In Finland, children don't receive formal academic training until the age of seven.... School hours are short and homework is generally light.
Unlike in the United States, where many schools are slashing recess, schoolchildren in Finland have a mandatory 15-minute outdoor free-play break every hour of every day. Fresh air, nature and regular physical activity breaks are considered engines of learning.
So, a math book for 4-year-olds? In light of the evidence, isn't that "Inconceivable!"? Not if two factors are present: high interest, and low stress. If you start with magical creatures who play around with math concepts, many children will want to try the activities out for themselves. The math in the book is open-ended, meaning that there are questions to think about and explore, but no answers are demanded. Children play with an activity in order to encourage vague thinking about the topic, which will allow them to do precise thinking about it down the road. But there is no pressure to do so--no consequences or punishments, and the rewards are intrinsic to what they themselves accomplish.

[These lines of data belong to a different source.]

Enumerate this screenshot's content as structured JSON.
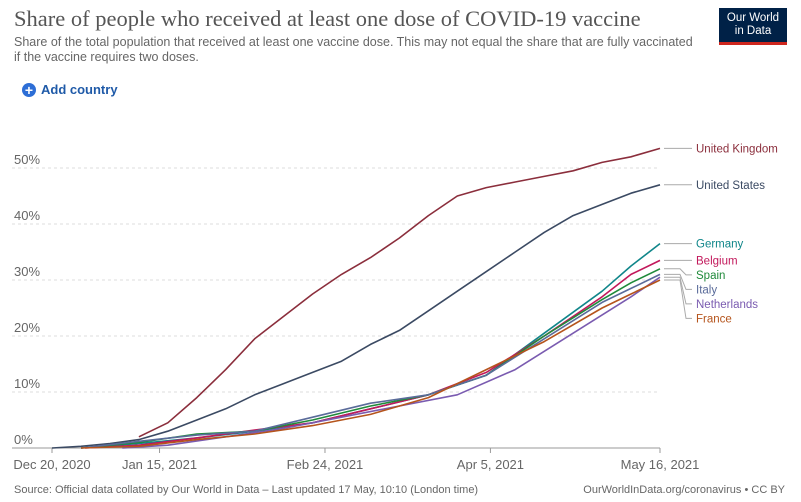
{
  "header": {
    "title": "Share of people who received at least one dose of COVID-19 vaccine",
    "subtitle": "Share of the total population that received at least one vaccine dose. This may not equal the share that are fully vaccinated if the vaccine requires two doses.",
    "logo_line1": "Our World",
    "logo_line2": "in Data"
  },
  "controls": {
    "add_country_label": "Add country"
  },
  "footer": {
    "source": "Source: Official data collated by Our World in Data – Last updated 17 May, 10:10 (London time)",
    "credit": "OurWorldInData.org/coronavirus • CC BY"
  },
  "colors": {
    "United Kingdom": "#8b2e3c",
    "United States": "#3b4a63",
    "Germany": "#10868a",
    "Belgium": "#c2185b",
    "Spain": "#1f8a3a",
    "Italy": "#5a6b9a",
    "Netherlands": "#7a5bb0",
    "France": "#b5541c"
  },
  "chart_data": {
    "type": "line",
    "xaxis_type": "date",
    "x_ticks": [
      "Dec 20, 2020",
      "Jan 15, 2021",
      "Feb 24, 2021",
      "Apr 5, 2021",
      "May 16, 2021"
    ],
    "x_tick_dates": [
      "2020-12-20",
      "2021-01-15",
      "2021-02-24",
      "2021-04-05",
      "2021-05-16"
    ],
    "ylim": [
      0,
      55
    ],
    "y_ticks": [
      0,
      10,
      20,
      30,
      40,
      50
    ],
    "y_tick_labels": [
      "0%",
      "10%",
      "20%",
      "30%",
      "40%",
      "50%"
    ],
    "grid": "horizontal dashed",
    "legend": "right, end-of-line labels",
    "series": [
      {
        "name": "United Kingdom",
        "x": [
          "2021-01-10",
          "2021-01-17",
          "2021-01-24",
          "2021-01-31",
          "2021-02-07",
          "2021-02-14",
          "2021-02-21",
          "2021-02-28",
          "2021-03-07",
          "2021-03-14",
          "2021-03-21",
          "2021-03-28",
          "2021-04-04",
          "2021-04-11",
          "2021-04-18",
          "2021-04-25",
          "2021-05-02",
          "2021-05-09",
          "2021-05-16"
        ],
        "y": [
          2.0,
          4.5,
          9.0,
          14.0,
          19.5,
          23.5,
          27.5,
          31.0,
          34.0,
          37.5,
          41.5,
          45.0,
          46.5,
          47.5,
          48.5,
          49.5,
          51.0,
          52.0,
          53.5
        ]
      },
      {
        "name": "United States",
        "x": [
          "2020-12-20",
          "2020-12-27",
          "2021-01-03",
          "2021-01-10",
          "2021-01-17",
          "2021-01-24",
          "2021-01-31",
          "2021-02-07",
          "2021-02-14",
          "2021-02-21",
          "2021-02-28",
          "2021-03-07",
          "2021-03-14",
          "2021-03-21",
          "2021-03-28",
          "2021-04-04",
          "2021-04-11",
          "2021-04-18",
          "2021-04-25",
          "2021-05-02",
          "2021-05-09",
          "2021-05-16"
        ],
        "y": [
          0.0,
          0.3,
          0.8,
          1.5,
          3.0,
          5.0,
          7.0,
          9.5,
          11.5,
          13.5,
          15.5,
          18.5,
          21.0,
          24.5,
          28.0,
          31.5,
          35.0,
          38.5,
          41.5,
          43.5,
          45.5,
          47.0
        ]
      },
      {
        "name": "Germany",
        "x": [
          "2020-12-27",
          "2021-01-10",
          "2021-01-24",
          "2021-02-07",
          "2021-02-21",
          "2021-03-07",
          "2021-03-21",
          "2021-04-04",
          "2021-04-18",
          "2021-05-02",
          "2021-05-09",
          "2021-05-16"
        ],
        "y": [
          0.0,
          0.8,
          1.8,
          3.0,
          4.5,
          7.0,
          9.5,
          13.0,
          20.5,
          28.0,
          32.5,
          36.5
        ]
      },
      {
        "name": "Belgium",
        "x": [
          "2020-12-28",
          "2021-01-10",
          "2021-01-24",
          "2021-02-07",
          "2021-02-21",
          "2021-03-07",
          "2021-03-21",
          "2021-04-04",
          "2021-04-18",
          "2021-05-02",
          "2021-05-09",
          "2021-05-16"
        ],
        "y": [
          0.0,
          0.5,
          1.8,
          3.2,
          4.5,
          7.0,
          9.5,
          13.5,
          20.0,
          27.0,
          31.0,
          33.5
        ]
      },
      {
        "name": "Spain",
        "x": [
          "2020-12-27",
          "2021-01-10",
          "2021-01-24",
          "2021-02-07",
          "2021-02-21",
          "2021-03-07",
          "2021-03-21",
          "2021-04-04",
          "2021-04-18",
          "2021-05-02",
          "2021-05-09",
          "2021-05-16"
        ],
        "y": [
          0.0,
          1.0,
          2.5,
          3.0,
          5.0,
          7.5,
          9.5,
          13.0,
          20.0,
          26.5,
          29.5,
          32.0
        ]
      },
      {
        "name": "Italy",
        "x": [
          "2020-12-27",
          "2021-01-10",
          "2021-01-24",
          "2021-02-07",
          "2021-02-21",
          "2021-03-07",
          "2021-03-21",
          "2021-04-04",
          "2021-04-18",
          "2021-05-02",
          "2021-05-09",
          "2021-05-16"
        ],
        "y": [
          0.0,
          1.2,
          2.3,
          3.0,
          5.5,
          8.0,
          9.5,
          13.0,
          19.5,
          26.0,
          28.5,
          31.0
        ]
      },
      {
        "name": "Netherlands",
        "x": [
          "2021-01-06",
          "2021-01-17",
          "2021-01-31",
          "2021-02-14",
          "2021-02-28",
          "2021-03-14",
          "2021-03-28",
          "2021-04-11",
          "2021-04-25",
          "2021-05-09",
          "2021-05-16"
        ],
        "y": [
          0.0,
          0.5,
          2.0,
          3.5,
          5.5,
          7.5,
          9.5,
          14.0,
          20.5,
          27.0,
          30.5
        ]
      },
      {
        "name": "France",
        "x": [
          "2020-12-27",
          "2021-01-10",
          "2021-01-24",
          "2021-02-07",
          "2021-02-21",
          "2021-03-07",
          "2021-03-21",
          "2021-04-04",
          "2021-04-18",
          "2021-05-02",
          "2021-05-09",
          "2021-05-16"
        ],
        "y": [
          0.0,
          0.3,
          1.5,
          2.5,
          4.0,
          6.0,
          9.0,
          14.0,
          19.0,
          25.0,
          27.5,
          30.0
        ]
      }
    ]
  }
}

Here's a quote from the introduction of the book:
Math for young children is typically focused on solving arithmetic problems. But arithmetic is just one small part of the fascinating field of number theory, and number theory is just a small area of the vast subject of mathematics. Introducing children to the more interesting parts of math at an early age expands the scope of what they have to think about in quiet moments, which is when learning is internalized.

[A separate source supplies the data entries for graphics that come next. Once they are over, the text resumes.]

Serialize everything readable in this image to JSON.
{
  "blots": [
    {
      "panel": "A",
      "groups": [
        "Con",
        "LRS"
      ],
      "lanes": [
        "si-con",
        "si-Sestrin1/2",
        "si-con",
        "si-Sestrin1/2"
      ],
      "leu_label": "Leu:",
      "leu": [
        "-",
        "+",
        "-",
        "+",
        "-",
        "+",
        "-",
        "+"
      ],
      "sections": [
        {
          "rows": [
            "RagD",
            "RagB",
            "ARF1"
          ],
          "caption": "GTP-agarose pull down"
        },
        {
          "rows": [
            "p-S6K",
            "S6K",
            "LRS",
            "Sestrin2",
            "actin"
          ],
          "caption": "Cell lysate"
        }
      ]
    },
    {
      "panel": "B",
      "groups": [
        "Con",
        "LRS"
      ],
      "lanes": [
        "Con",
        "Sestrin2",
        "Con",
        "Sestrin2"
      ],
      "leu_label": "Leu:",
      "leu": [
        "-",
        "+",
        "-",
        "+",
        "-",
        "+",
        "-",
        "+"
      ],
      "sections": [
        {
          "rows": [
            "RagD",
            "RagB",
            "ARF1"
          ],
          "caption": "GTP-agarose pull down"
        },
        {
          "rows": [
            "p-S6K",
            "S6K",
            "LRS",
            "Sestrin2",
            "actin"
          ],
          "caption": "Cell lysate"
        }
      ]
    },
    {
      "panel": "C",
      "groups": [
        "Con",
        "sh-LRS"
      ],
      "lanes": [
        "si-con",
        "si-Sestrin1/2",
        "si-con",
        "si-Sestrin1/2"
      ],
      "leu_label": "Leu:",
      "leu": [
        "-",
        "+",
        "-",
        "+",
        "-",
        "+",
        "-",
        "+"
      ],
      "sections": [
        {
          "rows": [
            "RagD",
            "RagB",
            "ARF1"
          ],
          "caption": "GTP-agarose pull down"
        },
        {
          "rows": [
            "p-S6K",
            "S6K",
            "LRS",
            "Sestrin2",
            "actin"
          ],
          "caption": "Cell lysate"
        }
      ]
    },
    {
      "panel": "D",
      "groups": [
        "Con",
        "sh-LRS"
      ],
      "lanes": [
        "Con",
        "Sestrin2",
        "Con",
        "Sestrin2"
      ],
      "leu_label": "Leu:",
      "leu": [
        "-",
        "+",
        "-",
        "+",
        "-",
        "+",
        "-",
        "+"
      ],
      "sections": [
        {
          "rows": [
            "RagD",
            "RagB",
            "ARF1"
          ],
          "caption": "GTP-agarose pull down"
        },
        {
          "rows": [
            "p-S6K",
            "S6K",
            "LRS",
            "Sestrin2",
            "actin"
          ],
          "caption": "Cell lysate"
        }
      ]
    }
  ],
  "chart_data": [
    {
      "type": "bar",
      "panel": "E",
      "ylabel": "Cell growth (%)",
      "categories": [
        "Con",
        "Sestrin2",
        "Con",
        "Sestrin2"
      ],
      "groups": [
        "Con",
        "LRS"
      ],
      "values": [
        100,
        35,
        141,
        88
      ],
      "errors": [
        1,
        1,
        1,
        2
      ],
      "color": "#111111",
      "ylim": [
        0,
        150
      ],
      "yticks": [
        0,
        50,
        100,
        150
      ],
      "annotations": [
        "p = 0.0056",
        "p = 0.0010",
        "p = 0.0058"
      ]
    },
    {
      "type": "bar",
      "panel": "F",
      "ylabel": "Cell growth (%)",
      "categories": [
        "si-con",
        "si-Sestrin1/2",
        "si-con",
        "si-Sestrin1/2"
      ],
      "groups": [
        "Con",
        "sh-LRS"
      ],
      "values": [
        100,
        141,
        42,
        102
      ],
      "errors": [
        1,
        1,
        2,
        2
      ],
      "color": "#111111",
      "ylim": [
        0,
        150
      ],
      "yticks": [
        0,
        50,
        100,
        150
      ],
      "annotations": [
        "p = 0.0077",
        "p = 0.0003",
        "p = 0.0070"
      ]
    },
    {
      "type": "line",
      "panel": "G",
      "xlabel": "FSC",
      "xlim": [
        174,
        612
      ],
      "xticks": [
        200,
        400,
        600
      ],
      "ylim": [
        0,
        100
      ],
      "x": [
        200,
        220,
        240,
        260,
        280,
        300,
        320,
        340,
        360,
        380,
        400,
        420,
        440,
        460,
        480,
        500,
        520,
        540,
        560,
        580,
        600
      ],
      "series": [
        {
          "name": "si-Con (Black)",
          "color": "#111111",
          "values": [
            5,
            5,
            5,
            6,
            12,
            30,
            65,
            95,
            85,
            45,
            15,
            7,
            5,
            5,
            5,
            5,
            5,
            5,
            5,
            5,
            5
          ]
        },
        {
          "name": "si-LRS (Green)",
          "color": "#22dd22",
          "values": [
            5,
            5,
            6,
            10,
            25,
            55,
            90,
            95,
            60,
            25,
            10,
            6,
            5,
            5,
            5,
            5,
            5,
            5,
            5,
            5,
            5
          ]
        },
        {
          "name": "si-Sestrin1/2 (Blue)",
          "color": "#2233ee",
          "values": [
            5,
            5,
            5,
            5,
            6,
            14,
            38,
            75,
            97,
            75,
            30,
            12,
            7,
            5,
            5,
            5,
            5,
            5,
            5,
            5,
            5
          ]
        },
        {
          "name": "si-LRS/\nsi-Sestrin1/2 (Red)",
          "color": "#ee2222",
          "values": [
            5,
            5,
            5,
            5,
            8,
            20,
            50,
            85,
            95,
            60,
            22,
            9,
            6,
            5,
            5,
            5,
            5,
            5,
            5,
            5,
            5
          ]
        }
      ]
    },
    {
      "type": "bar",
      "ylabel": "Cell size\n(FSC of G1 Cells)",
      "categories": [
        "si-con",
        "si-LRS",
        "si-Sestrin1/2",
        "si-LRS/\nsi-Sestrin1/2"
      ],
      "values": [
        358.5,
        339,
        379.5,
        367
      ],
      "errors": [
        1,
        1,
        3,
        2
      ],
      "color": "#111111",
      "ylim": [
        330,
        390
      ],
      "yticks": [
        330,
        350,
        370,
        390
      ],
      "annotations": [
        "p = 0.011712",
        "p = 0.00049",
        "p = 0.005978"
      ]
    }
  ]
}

And thinking, not the accumulation of facts, is the goal of math education. In a day when calculators are everywhere, we must focus on the essence of mathematics: thinking through a complex scenario, pulling out the right facts, and applying logic to them. As G.K. Chesterson said, “It isn’t that they cannot see the solution. It is that they cannot see the problem.” Encouraging children to explore open-ended math questions can help them become creative and unintimidated when approaching new math topics. Unfortunately, as a society we have come to believe that cramming arithmetic facts into children’s heads at ever-younger ages leads to success in math. It may indeed lead to higher test scores in the short term, but “memorize-test-forget” takes the place of true understanding and internalization of useful and useable knowledge.
So let’s get rid of math “tunnel vision” and replace it with a focus on nurturing broad and flexible thinking skills. The math facts will then grow naturally out of the logic and number sense that the child has acquired, and the tests will take care of themselves.
When children grow interested in a topic, and learn it because they choose to do so, it isn't "schoolwork" or even "academics." It is simply play. It will look different as they grow--play for my 23-year-old looks like reading, writing, and creating art at a university--and some forms of play may be discarded (I hope the 4-year-old doesn't ever need the skills he built up today during the 30 minutes he spent fighting invisible ninjas). And though I wouldn't dream of interrupting the ninja battle, there ARE 23.5 other hours during the day when I can say, "Do you want to read a story and play a game with Mommy?"
Why do I think that's important? Because of this, which I'll repeat: Introducing children to the more interesting parts of math at an early age expands the scope of what they have to think about in quiet moments, which is when learning is internalized. I hope that my children will continue through their lives to have a love of play, which started when they were born and wasn't unnaturally interrupted at age five by seven hours per day of kindergarten attendance.